At Automate 2026 in Chicago, Kawasaki Robotics and Dexterity announced an expanded collaboration around Kawasaki Robotics' RL030N 8 DoF robot arm platform and Dexterity's Mech “superhumanoid” robots for warehouse logistics.
Kawasaki showcased the new RL030N 8 DoF robot arm platform at its booth during Automate.
Dexterity said that it is expanding production and scaling Mech deployments using the RL030N for warehouse logistics applications, including trailer loading and trailer unloading. Dexterity said that Mech’s design and warehouse logistics requirements shaped the arm; Kawasaki Robotics and Kawasaki Heavy Industries brought precision engineering and manufacturing expertise to turn those requirements into a production-ready 8 DoF robot arm platform. The companies said that the arm has demonstrated strong reliability in real logistics environments, a critical requirement for warehouse automation at scale.
Together, the companies said that they are combing Kawasaki Robotics' industrial robot arm technology with Dexterity's Mech hardware and full physical AI software stack, featuring the Foresight World Model, to support high-throughput warehouse operations where traditional automation has been difficult to scale.
Dexterity and Kawasaki Robotics said that warehouse logistics is fundamentally different from traditional factory automation. Factories are designed around precision, repeatability, fixed workcells, controlled material flow and minimal unexpected contact.
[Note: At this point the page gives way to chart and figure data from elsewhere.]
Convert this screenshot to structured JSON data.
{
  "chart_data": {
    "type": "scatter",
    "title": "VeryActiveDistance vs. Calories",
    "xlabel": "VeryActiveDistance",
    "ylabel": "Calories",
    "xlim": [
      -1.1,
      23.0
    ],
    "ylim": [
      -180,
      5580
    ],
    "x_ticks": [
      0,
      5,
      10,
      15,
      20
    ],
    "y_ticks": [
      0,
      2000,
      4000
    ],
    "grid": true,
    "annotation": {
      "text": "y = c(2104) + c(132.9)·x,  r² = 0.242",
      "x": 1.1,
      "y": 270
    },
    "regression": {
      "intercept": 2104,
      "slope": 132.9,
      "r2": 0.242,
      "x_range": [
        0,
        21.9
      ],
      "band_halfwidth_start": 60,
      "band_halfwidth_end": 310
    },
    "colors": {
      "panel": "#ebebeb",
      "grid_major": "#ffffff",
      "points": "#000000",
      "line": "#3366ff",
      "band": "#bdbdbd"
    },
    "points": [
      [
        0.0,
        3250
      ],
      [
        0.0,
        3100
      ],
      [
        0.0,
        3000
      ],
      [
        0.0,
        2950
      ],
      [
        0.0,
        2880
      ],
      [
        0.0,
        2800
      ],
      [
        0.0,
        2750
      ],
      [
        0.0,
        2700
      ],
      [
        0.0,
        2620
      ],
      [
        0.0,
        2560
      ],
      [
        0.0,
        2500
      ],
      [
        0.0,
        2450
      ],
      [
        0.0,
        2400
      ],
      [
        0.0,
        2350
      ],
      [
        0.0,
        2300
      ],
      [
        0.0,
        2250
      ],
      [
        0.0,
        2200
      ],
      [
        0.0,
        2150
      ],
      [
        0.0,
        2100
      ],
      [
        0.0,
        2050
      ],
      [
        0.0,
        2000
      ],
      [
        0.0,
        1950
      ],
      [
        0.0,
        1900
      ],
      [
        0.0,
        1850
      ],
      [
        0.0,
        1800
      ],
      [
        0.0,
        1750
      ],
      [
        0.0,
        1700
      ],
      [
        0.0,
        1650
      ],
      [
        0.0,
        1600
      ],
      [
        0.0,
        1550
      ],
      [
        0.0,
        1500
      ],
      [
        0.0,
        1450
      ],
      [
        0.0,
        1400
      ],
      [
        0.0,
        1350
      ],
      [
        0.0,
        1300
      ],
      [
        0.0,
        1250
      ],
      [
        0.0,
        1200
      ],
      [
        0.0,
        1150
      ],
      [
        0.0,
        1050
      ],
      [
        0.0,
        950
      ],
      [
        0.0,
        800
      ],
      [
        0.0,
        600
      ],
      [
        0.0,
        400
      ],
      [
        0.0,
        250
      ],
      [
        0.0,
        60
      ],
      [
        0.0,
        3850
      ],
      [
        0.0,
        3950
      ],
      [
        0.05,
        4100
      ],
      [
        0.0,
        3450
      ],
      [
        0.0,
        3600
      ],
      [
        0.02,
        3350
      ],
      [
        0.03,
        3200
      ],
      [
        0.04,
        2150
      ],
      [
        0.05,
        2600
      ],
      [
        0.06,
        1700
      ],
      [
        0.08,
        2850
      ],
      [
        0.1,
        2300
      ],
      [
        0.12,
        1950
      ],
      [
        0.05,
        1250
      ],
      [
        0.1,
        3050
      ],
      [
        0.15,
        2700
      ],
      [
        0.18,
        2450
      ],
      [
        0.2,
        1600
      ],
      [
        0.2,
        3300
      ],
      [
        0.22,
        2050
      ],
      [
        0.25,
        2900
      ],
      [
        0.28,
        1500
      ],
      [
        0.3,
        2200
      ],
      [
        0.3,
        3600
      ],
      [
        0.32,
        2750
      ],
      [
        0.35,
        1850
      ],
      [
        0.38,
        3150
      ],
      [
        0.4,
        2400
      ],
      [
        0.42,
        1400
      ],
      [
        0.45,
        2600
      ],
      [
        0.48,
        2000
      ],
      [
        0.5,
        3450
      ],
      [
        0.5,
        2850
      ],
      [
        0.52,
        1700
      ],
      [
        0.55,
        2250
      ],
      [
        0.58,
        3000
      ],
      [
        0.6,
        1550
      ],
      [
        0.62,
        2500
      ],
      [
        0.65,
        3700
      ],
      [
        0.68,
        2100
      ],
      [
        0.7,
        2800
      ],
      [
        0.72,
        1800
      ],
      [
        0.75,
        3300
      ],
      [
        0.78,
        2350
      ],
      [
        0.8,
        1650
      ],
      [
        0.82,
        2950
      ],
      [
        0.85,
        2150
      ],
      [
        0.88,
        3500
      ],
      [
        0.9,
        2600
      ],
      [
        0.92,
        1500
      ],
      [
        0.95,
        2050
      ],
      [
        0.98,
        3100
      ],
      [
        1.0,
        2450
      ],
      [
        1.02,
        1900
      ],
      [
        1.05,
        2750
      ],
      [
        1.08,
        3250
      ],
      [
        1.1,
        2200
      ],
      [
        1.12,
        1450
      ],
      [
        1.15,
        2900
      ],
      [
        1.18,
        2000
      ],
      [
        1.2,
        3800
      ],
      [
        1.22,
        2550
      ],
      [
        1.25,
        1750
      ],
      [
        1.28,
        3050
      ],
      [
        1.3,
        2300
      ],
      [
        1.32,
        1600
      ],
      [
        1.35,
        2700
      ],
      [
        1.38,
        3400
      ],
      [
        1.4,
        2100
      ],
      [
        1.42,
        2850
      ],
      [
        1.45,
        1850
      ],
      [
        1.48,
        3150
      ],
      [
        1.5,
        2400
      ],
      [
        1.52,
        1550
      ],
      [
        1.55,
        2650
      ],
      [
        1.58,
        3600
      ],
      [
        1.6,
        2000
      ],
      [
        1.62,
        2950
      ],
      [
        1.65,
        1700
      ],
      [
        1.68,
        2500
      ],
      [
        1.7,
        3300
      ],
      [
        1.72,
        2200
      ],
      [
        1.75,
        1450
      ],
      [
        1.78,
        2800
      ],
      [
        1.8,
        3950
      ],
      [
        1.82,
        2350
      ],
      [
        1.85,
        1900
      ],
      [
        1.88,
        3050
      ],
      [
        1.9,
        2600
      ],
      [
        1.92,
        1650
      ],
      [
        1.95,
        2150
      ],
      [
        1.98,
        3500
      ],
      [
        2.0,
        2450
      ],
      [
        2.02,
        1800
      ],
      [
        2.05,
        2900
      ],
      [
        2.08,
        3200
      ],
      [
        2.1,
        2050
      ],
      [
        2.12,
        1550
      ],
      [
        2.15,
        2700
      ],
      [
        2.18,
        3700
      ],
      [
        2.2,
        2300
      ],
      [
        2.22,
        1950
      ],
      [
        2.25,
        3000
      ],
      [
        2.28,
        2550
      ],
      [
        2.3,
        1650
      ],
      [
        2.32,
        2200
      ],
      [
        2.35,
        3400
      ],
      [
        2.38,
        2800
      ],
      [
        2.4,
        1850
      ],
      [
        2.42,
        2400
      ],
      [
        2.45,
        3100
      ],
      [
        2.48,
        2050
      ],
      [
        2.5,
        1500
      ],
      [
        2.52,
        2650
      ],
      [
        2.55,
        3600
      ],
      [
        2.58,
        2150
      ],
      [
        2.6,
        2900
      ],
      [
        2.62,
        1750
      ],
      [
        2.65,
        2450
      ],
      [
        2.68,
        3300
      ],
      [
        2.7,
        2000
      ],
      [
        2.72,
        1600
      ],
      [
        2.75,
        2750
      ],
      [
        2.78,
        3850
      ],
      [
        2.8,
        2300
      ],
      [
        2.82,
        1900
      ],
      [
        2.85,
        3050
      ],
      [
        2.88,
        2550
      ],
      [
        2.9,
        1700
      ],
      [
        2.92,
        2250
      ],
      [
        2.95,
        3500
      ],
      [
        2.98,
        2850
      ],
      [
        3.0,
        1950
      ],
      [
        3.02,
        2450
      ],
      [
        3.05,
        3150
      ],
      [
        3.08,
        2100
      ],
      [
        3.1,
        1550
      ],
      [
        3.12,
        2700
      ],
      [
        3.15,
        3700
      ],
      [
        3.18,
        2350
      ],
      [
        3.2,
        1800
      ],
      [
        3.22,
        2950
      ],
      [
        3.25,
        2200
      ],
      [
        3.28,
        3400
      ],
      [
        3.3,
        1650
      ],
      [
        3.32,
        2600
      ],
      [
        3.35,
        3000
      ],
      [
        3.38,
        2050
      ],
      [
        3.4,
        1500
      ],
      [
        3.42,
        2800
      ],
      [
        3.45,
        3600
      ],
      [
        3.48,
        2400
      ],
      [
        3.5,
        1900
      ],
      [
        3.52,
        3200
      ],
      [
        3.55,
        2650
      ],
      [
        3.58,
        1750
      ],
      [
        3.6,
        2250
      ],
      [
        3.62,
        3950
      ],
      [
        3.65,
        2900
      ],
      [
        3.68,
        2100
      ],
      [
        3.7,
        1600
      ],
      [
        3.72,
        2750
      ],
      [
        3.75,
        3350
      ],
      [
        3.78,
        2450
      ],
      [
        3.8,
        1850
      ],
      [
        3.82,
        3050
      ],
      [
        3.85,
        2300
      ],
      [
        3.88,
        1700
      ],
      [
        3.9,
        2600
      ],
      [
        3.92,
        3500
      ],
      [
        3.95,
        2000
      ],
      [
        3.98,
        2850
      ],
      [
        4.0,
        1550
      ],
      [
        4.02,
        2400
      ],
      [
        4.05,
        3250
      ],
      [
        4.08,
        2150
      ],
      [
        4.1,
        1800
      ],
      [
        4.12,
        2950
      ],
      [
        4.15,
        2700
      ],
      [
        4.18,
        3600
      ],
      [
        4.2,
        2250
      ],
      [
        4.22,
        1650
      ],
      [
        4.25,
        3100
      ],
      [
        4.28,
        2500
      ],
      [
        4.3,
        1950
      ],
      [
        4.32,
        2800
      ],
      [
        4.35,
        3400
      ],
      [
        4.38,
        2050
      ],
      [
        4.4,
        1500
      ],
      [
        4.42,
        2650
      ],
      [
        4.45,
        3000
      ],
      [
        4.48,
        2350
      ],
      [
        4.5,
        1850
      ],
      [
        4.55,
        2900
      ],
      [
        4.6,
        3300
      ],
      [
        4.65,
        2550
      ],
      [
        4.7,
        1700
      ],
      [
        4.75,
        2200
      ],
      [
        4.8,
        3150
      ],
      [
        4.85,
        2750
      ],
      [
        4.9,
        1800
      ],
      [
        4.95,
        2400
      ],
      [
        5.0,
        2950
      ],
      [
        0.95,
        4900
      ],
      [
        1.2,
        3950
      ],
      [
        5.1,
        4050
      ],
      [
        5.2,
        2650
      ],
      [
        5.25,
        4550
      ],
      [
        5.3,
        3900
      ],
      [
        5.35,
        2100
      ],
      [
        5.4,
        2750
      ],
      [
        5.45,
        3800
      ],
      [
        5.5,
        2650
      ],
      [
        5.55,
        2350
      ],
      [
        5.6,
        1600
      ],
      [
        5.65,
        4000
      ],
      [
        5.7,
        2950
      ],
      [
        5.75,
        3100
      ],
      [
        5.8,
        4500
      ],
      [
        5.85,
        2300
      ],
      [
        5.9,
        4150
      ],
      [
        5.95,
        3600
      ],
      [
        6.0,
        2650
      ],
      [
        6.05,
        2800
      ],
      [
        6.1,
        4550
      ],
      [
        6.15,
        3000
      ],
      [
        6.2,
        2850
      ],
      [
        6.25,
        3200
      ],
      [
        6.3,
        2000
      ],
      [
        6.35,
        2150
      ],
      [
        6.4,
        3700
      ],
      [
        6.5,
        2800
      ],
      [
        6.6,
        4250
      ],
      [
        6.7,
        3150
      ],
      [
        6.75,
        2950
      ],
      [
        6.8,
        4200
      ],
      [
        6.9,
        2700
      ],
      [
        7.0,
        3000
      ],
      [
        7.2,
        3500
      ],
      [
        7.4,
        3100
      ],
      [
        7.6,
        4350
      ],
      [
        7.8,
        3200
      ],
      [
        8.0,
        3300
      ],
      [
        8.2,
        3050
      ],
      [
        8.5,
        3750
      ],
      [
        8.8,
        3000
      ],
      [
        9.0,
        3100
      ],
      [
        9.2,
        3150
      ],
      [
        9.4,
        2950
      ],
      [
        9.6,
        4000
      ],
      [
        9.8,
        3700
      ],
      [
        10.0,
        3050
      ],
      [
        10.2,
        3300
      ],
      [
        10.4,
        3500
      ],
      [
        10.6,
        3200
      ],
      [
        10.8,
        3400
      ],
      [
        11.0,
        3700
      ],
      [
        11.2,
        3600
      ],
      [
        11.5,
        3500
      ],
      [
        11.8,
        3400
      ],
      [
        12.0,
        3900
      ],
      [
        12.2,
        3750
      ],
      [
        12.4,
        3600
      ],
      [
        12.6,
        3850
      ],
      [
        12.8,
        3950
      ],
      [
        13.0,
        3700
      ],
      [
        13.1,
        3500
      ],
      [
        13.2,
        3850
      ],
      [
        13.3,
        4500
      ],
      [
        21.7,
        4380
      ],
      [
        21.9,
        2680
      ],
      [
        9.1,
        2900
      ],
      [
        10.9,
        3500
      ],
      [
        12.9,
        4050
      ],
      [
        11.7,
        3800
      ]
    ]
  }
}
Logistics operations are more variable: packages arrive in different sizes, weights, shapes, orientations and conditions; boxes shift, fall, deform, and stack unpredictably; and contact with packages, containers, conveyors, walls or surrounding equipment is part of normal operation.
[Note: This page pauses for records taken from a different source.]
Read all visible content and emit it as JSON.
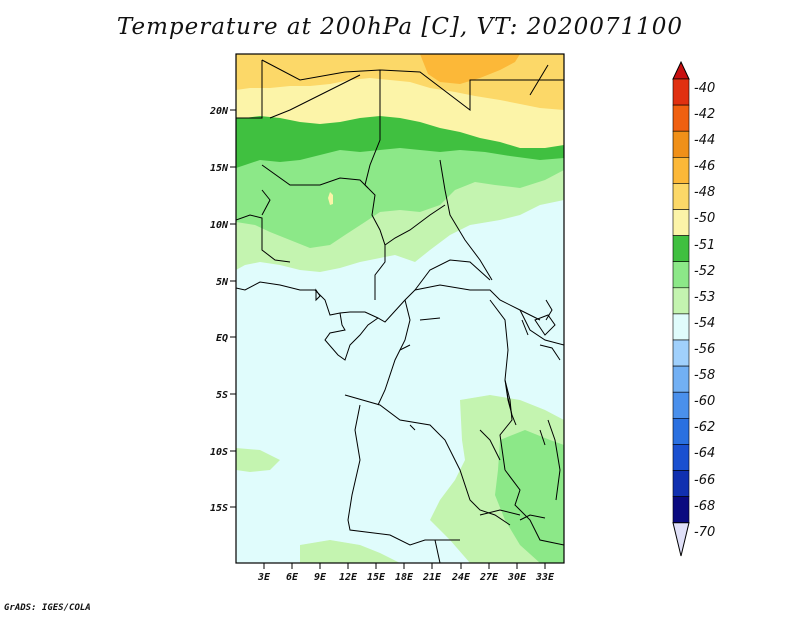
{
  "title": "Temperature at 200hPa [C], VT: 2020071100",
  "footer": "GrADS: IGES/COLA",
  "map": {
    "lat_labels": [
      "20N",
      "15N",
      "10N",
      "5N",
      "EQ",
      "5S",
      "10S",
      "15S"
    ],
    "lon_labels": [
      "3E",
      "6E",
      "9E",
      "12E",
      "15E",
      "18E",
      "21E",
      "24E",
      "27E",
      "30E",
      "33E"
    ]
  },
  "colorbar": {
    "labels": [
      "-40",
      "-42",
      "-44",
      "-46",
      "-48",
      "-50",
      "-51",
      "-52",
      "-53",
      "-54",
      "-56",
      "-58",
      "-60",
      "-62",
      "-64",
      "-66",
      "-68",
      "-70"
    ],
    "colors": [
      "#e0e0f8",
      "#0a0a80",
      "#1030b0",
      "#1a50d0",
      "#2a70e0",
      "#4a90ec",
      "#72b0f4",
      "#a0d0fc",
      "#e0fcfc",
      "#c4f4b0",
      "#8ce888",
      "#40c040",
      "#fcf4a8",
      "#fcd868",
      "#fcb838",
      "#f09018",
      "#f06010",
      "#e03010",
      "#c81010"
    ]
  },
  "colors": {
    "cyan": "#e0fcfc",
    "light_green": "#c4f4b0",
    "mid_green": "#8ce888",
    "dark_green": "#40c040",
    "pale_yellow": "#fcf4a8",
    "yellow": "#fcd868",
    "orange": "#fcb838"
  }
}
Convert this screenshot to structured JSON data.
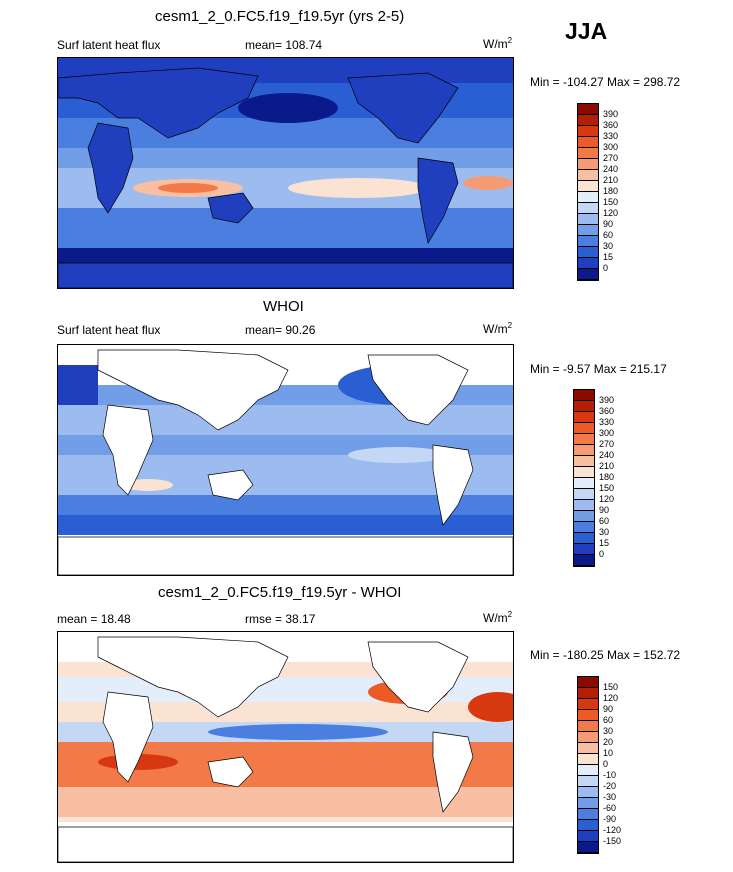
{
  "season": "JJA",
  "units_base": "W/m",
  "units_sup": "2",
  "panels": [
    {
      "title": "cesm1_2_0.FC5.f19_f19.5yr (yrs 2-5)",
      "left_label": "Surf latent heat flux",
      "center_label": "mean= 108.74",
      "minmax": "Min = -104.27 Max = 298.72",
      "colorbar": {
        "ticks": [
          "390",
          "360",
          "330",
          "300",
          "270",
          "240",
          "210",
          "180",
          "150",
          "120",
          "90",
          "60",
          "30",
          "15",
          "0"
        ],
        "colors": [
          "#8a0a00",
          "#b51d05",
          "#d8380f",
          "#ec5a26",
          "#f27a48",
          "#f59b73",
          "#f8bfa2",
          "#fbe3d3",
          "#e4eefb",
          "#c4d8f6",
          "#9cbcf0",
          "#729ee8",
          "#4a7fe0",
          "#2a5fd4",
          "#1f3fbf",
          "#0a1a8a"
        ]
      },
      "map": "model"
    },
    {
      "title": "WHOI",
      "left_label": "Surf latent heat flux",
      "center_label": "mean=  90.26",
      "minmax": "Min =  -9.57 Max = 215.17",
      "colorbar": {
        "ticks": [
          "390",
          "360",
          "330",
          "300",
          "270",
          "240",
          "210",
          "180",
          "150",
          "120",
          "90",
          "60",
          "30",
          "15",
          "0"
        ],
        "colors": [
          "#8a0a00",
          "#b51d05",
          "#d8380f",
          "#ec5a26",
          "#f27a48",
          "#f59b73",
          "#f8bfa2",
          "#fbe3d3",
          "#e4eefb",
          "#c4d8f6",
          "#9cbcf0",
          "#729ee8",
          "#4a7fe0",
          "#2a5fd4",
          "#1f3fbf",
          "#0a1a8a"
        ]
      },
      "map": "obs"
    },
    {
      "title": "cesm1_2_0.FC5.f19_f19.5yr - WHOI",
      "left_label": "mean =  18.48",
      "center_label": "rmse =  38.17",
      "minmax": "Min = -180.25 Max = 152.72",
      "colorbar": {
        "ticks": [
          "150",
          "120",
          "90",
          "60",
          "30",
          "20",
          "10",
          "0",
          "-10",
          "-20",
          "-30",
          "-60",
          "-90",
          "-120",
          "-150"
        ],
        "colors": [
          "#8a0a00",
          "#b51d05",
          "#d8380f",
          "#ec5a26",
          "#f27a48",
          "#f59b73",
          "#f8bfa2",
          "#fbe3d3",
          "#e4eefb",
          "#c4d8f6",
          "#9cbcf0",
          "#729ee8",
          "#4a7fe0",
          "#2a5fd4",
          "#1f3fbf",
          "#0a1a8a"
        ]
      },
      "map": "diff"
    }
  ]
}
"Physical AI requires robot arms that combine industrial reliability with dexterity, reach, lightweight construction, and openness to real-time orchestration," said Paul Marcovecchio, director - general industries at Kawasaki Robotics. "Our collaboration with Dexterity has helped sharpen the requirements for AI-driven automation in real warehouse environments."
The companies said that Dexterity's Mech design defined the need for a robot arm that is lightweight, dexterous, long-reaching, reliable and robust enough for unavoidable contact. The RL030N 8 DoF robot arm platform adds an articulation axis for confined and variable workflows and is powered by Kawasaki Robotics' open KRNX real-time control API for external AI software, ROS environments and third-party orchestration systems.
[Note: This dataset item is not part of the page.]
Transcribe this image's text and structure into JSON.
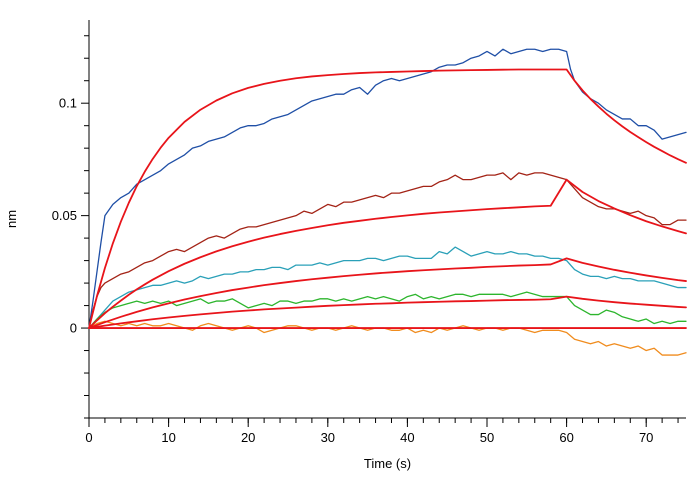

Dexterity said that it combines the RL030N with Foresight World Model, Mech hardware and its production software stack.
"In a warehouse environment, packages vary, boxes move unpredictably, and contact is part of the job. Kawasaki Robotics' RL030N gives Mech the physical foundation for that environment," said Keshav Prasad, SVP of product engineering and operations at Dexterity. "By combining RL030N with Foresight World Model, Mech hardware and Dexterity's production software stack, we can bring physical AI into warehouse operations where traditional automation has not been able to scale."